There’s also talk of possible cooperation with CMXT, a Chinese company that recently introduced DDR5 and LPDDR5X chips. But CMXT faces its own hurdles, including strict import rules and limited production capacity.
ASUS realizes there’s a shit ton of money to be made on ram.
[Update - 12/26/2025] - Taiwanese outlet, CNA, has received a statement from ASUS regarding the DRAM rumor and stated that it currently has no plans to invest in a memory wafer fab.
https://wccftech.com/asus-enter-dram-market-next-year-to-tackle-memory-shortages-rumor/
Lesson hopefully learned: Don’t link to the regurgitation of a regurgitation of a regurgitation of a Persian language article. At the very least go back the first English version of the article chain.

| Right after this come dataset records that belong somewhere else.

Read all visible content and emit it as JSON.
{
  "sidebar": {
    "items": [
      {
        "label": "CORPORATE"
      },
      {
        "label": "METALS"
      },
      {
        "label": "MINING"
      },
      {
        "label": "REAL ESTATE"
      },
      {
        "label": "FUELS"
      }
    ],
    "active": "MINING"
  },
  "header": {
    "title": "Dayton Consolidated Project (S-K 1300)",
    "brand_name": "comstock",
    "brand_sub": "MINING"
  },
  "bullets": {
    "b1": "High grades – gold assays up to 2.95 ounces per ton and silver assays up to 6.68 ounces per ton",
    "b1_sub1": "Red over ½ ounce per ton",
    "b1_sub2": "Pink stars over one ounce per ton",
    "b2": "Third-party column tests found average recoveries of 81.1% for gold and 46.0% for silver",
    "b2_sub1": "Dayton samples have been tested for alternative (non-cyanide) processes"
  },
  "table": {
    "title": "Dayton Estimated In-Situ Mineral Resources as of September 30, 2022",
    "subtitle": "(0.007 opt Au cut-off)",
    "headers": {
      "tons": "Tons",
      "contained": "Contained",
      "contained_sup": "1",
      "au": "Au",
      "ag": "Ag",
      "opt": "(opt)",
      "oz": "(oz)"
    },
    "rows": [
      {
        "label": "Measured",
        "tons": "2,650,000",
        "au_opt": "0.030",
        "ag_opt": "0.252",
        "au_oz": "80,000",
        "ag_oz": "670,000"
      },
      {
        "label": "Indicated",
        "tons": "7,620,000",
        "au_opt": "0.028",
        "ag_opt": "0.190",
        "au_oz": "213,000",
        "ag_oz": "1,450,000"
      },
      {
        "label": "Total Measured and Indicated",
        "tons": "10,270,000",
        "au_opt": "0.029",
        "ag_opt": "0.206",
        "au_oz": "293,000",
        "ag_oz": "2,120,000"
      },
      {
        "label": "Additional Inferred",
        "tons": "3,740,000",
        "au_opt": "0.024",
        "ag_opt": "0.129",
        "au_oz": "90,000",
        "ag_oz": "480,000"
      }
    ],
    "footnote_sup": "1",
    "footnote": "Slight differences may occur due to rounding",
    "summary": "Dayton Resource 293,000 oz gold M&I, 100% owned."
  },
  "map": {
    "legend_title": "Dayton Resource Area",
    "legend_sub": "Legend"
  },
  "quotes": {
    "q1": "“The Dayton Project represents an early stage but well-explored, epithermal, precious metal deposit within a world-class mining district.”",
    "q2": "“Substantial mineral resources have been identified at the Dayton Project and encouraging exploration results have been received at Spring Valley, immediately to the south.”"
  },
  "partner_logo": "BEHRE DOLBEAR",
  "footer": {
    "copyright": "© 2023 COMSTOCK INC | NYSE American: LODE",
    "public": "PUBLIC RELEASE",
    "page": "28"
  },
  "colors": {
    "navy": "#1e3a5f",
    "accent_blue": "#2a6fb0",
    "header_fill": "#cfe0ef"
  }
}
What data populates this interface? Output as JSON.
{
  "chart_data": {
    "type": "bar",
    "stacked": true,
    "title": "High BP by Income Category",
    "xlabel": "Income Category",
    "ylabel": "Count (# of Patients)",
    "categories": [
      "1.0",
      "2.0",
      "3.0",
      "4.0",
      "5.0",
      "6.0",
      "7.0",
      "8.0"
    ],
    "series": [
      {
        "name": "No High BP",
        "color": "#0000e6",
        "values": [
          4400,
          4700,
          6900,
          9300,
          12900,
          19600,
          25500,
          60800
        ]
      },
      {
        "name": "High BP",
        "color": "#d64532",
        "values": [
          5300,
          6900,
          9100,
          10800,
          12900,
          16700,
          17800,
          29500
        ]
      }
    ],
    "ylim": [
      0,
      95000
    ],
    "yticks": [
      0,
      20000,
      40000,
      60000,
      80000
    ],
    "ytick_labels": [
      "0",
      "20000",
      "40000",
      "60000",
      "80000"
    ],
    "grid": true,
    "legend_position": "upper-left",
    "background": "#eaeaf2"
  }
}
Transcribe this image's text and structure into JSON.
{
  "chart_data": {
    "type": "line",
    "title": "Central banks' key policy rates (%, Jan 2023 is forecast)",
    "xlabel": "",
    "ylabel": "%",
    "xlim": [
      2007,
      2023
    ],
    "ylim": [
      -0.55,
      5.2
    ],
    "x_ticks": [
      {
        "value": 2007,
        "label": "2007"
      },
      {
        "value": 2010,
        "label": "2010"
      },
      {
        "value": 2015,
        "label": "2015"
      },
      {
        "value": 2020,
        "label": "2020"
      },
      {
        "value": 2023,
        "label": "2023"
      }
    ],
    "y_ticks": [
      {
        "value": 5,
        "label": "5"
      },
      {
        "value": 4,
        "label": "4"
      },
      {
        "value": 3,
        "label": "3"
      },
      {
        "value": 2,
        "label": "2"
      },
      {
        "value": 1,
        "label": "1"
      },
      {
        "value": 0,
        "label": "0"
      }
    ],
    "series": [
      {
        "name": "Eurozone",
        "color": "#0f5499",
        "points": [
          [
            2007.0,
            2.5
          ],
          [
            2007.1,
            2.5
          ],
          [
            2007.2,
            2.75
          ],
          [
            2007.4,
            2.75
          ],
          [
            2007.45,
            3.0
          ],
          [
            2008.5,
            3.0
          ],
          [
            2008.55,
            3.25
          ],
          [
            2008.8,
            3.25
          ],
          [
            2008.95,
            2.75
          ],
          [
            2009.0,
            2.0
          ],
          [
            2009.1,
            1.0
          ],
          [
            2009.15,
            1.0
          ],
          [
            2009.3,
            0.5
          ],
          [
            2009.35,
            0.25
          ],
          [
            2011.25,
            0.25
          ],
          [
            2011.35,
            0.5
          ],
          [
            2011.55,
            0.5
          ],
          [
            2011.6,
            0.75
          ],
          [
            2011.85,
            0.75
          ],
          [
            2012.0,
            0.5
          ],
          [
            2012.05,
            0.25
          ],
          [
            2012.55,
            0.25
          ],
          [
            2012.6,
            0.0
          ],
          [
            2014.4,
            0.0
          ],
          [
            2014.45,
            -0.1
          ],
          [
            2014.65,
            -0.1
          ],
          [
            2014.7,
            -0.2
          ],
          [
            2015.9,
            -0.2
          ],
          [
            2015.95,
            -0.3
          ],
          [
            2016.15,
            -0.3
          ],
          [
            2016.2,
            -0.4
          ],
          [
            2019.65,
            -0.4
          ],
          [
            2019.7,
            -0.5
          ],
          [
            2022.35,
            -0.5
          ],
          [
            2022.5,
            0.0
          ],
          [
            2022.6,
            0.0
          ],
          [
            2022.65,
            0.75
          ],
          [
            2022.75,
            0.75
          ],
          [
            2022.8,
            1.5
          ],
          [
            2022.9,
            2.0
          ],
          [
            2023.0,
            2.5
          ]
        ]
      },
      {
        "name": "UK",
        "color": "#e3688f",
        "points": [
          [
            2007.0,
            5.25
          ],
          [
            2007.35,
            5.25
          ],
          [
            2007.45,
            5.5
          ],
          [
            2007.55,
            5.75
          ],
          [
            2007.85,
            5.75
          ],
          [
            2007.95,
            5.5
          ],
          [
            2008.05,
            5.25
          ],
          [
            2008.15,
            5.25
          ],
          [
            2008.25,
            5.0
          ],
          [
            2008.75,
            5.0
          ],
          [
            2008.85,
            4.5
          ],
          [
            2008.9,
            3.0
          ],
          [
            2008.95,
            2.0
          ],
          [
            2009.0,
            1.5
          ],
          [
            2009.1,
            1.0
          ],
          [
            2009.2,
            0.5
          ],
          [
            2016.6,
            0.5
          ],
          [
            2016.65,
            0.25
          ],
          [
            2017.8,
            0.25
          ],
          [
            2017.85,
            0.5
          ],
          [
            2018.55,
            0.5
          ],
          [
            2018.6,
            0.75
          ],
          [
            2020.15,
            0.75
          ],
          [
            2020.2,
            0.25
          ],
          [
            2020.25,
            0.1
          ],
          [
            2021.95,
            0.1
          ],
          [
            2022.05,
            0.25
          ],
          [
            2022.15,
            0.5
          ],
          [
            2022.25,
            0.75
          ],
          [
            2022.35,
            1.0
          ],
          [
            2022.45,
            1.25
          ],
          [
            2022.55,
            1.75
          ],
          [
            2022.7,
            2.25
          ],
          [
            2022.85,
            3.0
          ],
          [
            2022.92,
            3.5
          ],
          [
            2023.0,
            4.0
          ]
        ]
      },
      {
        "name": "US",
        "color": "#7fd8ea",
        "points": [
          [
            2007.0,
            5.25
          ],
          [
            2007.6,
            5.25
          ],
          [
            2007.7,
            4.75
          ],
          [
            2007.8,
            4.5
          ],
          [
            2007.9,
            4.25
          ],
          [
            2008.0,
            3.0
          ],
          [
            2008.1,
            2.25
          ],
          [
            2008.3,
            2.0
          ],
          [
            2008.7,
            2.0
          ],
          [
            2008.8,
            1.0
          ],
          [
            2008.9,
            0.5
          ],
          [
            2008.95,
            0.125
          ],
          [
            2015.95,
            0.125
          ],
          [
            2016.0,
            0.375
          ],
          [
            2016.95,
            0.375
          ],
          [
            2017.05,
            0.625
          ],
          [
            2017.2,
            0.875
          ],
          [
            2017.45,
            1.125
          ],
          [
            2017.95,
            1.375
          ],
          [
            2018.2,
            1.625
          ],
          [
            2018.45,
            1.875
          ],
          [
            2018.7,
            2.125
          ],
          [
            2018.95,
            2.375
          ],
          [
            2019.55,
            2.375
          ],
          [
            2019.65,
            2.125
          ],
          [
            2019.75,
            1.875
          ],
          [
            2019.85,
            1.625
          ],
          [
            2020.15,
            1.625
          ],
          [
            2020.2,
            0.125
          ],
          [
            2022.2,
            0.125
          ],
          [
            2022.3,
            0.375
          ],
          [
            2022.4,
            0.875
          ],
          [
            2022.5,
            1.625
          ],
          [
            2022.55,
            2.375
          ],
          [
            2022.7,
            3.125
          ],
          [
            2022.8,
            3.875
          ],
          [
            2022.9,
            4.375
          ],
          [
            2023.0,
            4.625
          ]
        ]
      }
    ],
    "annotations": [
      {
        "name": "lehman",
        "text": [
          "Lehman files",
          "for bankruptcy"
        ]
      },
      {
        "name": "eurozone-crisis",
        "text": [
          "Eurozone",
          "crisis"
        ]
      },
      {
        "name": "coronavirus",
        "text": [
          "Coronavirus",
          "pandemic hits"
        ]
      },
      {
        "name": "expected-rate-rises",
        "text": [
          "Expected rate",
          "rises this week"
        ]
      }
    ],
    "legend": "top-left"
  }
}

I kept trying to hammer this on Lemmy, but no one listens :( Mods also seem uninterested in information hygiene.
Asus won’t be producing shit. They’ll be slapping their name on some kits already being produced by another company.
What Gskill, Kingston, Corsair, Mushkin,
Crucial, etc. do already. If any one of these appears or disappears, it makes zero difference to supply. The original manufacturers switching to HBM because Nvidia/OpenAI wanted them to (not to mention OpenAI doing a deal with Samsung and SK Hynix for 40% of earth’s entire supply) is the cause of this, and it won’t be solved by some Asus stickers being slapped on some RAM sticks that otherwise would’ve still been sold, just with a different sticker on the front.This article thinking that ASUS will plan, build, and operate a state of the art DRAM fab in a short timescale is absolute fantasy.
If they made DIMMs with CXMT chips, they wouldn’t need a fab (CXMT presumably has access to those). ASUS already has the PCB production and pick-and-place factories.
But isn’t the chip supply is already limited? It won’t really help with the shortage.
How hard can it possibly be, you just get those casings that go around the ram, and then fill them up with ram juice. They could even recycle old ram by topping them up again!
/s
That won’t help with the pricing, ASUS just tries to get a slice of the cake.
But who produces the RAM-producing machines?